Apropos Europa: Du willst Jugendliche zum Mitmachen bewegen. Zu was eigentlich genau?

Da muss ich ein wenig ausholen. Ich komme ja aus einer strukturschwachen Region. Ich sage auch gern, ich bin im Postkommunismus aufgewachsen. Das heißt: Alles brach zusammen: Infrastruktur, Arbeitsplätze, Verbände, Perspektiven. In diesem politischen Partizipations-Scherbenhaufen war Eigenorganisation und politische Verantwortung nicht normal.

Zum Teil wird hier immer noch von vielen erwartet, dass alles von Oben erledigt wird. Das Schlimme daran ist, dass auch viele Jugendliche mit diesen Vorstellungen aufwachsen und das politische System als ein von privaten Interessen gesteuertes Monstrum ansehen, dass sie ohnehin nicht verstehen und auch gar nicht verstehen wollen.

Ich will zeigen, dass es auch anders geht, dass sich Mitmachen lohnt. Von der lokalen bis zur europäischen Ebene.

Und wie nimmst Du Europa gegenwärtig wahr?

Da sehe ich mehrere Probleme, die mir ernsthaft Kopfzerbrechen bereiten:

  1. die Flüchtlingspolitik in der EU. Zu viele Menschen zahlen einen zu hohen Preis dafür, in die Festung Europa zu gelangen. Und wer es schafft, wird oft wie ein Mensch zweiter Klasse behandelt.
  2. nationalistische bis hin zu faschistischen politischen Bewegungen in einigen Ländern, mit dem extremen Fall Ungarn
  3. die Sorge, dass aufgrund der Schulden und der Finanzkrise die Demokratie auf EU-Ebene ausgehebelt wird und die EU zu einem rein ökonomischen Zusammenschluss verkommt
  4. dass politische Entscheidungen nur von Wahl zu Wahl getroffen werden, ohne ein funktionierendes Konzept dahinter

Dabei halte ich all diese Probleme für lösbar. Sie müssen nur angegangen werden.

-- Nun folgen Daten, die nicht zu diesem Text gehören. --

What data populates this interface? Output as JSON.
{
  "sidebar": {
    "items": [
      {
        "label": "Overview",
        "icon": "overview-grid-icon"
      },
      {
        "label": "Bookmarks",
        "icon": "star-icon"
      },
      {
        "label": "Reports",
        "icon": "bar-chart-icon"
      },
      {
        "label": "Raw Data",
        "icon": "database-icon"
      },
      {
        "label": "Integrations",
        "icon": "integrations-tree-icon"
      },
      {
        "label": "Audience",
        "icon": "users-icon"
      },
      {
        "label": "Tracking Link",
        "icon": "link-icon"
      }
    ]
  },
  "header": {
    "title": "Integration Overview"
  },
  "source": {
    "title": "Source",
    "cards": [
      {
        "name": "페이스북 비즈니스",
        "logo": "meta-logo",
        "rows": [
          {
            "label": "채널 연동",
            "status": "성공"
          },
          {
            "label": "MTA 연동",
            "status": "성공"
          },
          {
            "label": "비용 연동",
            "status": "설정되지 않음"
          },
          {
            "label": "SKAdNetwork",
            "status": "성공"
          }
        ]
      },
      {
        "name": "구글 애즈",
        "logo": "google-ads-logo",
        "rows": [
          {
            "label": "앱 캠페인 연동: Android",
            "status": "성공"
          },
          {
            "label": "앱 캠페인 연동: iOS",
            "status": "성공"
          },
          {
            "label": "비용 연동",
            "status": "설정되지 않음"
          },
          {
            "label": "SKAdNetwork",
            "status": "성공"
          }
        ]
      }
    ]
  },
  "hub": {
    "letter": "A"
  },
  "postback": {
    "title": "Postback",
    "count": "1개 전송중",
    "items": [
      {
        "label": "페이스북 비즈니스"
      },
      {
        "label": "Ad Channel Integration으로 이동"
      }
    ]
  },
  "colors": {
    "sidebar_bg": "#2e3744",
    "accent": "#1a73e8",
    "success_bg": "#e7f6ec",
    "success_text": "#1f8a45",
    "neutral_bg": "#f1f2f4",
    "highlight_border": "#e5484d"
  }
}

Gibt es eine Botschaft, die Du den Jugendlichen gerne mit auf den Weg geben möchtest?

Ja. Wir junge Menschen müssen uns vielmehr damit beschäftigen, was in Europa wirklich passiert. Denn wir sind es schließlich, die mit den Konsequenzen hinterher noch Jahrzehnte leben müssen. Natürlich fühlen wir uns oft so, als würden wir gegen Windmühlen kämpfen. Aber im Endeffekt kommt es doch auf jeden von uns an. Mit ein bisschen Glück und Kooperation können wir viel verändern.